The Explanation: A third approach to structure is the explanatory book. In these works, chapters are laid out in a sequence that best explains the topic at hand. The bestselling Seven Brief Lessons on Physics by Carlo Rovelli was exactly that. Chapters can focus on key topics in the field or key questions and ideas. Argument books try to instigate change; explanatory books document it.

These are just a few examples of narrative strategies. There are others. Writers endlessly debate structure. The best writers invent structures that uniquely fit the tale they want to tell.

Don’t worry if you experience some doubts about your chosen structure. Structures are bedeviling right up until the moment you nail them, at which point the triumph is sweet. Also, remember, a book’s shape will often transform as it is written. The most important thing is to get some kind of blueprint down. A clear structure map will attract an agent and sell the proposal.
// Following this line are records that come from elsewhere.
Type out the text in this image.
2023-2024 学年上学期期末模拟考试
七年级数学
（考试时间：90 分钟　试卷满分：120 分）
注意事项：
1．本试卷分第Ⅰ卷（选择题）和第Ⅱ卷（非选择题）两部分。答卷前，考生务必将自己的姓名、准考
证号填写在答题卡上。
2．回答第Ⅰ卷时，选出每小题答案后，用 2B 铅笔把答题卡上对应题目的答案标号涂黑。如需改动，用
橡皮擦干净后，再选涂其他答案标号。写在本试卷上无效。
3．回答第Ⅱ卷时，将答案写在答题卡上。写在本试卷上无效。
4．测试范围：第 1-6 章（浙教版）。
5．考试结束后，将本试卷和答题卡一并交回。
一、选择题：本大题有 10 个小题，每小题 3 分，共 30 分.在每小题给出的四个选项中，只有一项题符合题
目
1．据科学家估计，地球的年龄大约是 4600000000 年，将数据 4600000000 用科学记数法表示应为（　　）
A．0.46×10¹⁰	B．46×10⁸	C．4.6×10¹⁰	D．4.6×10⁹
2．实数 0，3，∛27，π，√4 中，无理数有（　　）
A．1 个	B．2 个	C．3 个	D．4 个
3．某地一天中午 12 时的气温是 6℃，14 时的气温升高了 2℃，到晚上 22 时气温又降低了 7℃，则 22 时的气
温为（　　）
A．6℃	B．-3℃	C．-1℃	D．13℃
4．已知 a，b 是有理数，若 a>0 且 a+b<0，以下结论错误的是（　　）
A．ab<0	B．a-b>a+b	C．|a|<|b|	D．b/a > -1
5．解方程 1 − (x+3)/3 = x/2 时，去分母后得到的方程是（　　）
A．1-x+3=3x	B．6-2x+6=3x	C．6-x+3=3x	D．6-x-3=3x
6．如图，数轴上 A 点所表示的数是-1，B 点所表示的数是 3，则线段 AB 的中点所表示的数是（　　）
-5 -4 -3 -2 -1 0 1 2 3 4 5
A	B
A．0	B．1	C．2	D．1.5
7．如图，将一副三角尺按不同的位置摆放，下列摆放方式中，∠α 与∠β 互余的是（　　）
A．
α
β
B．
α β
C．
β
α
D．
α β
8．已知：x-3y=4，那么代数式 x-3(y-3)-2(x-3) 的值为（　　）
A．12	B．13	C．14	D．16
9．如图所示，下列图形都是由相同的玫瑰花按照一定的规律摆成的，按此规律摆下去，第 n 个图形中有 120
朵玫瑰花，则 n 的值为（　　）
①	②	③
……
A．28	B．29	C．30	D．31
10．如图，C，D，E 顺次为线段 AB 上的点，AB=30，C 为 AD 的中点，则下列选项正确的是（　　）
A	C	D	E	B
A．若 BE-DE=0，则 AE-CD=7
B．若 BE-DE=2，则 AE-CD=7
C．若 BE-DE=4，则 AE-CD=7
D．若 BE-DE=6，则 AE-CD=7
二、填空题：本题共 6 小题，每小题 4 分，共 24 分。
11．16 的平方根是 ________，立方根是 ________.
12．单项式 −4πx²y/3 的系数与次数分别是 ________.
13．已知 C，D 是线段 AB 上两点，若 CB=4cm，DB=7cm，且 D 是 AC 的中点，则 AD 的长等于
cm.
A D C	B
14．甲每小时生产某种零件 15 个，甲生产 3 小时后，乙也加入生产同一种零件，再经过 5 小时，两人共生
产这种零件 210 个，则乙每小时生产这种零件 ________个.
It will also keep you on track as you embark on your book writing journey. Being able to clearly identify a narrative strategy up front strengthens your pitch or hook for your book.


What does a good hook consist of? Remember you only have a few sentences. You want to tell the listener 1) what makes your book unique, 2) why it matters, and 3) offer a glimpse of your narrative strategy or how you intend to tell your story. Don’t over worry it if things evolve as you go along. Relax and have fun with it. It’s all part of the process of good writing.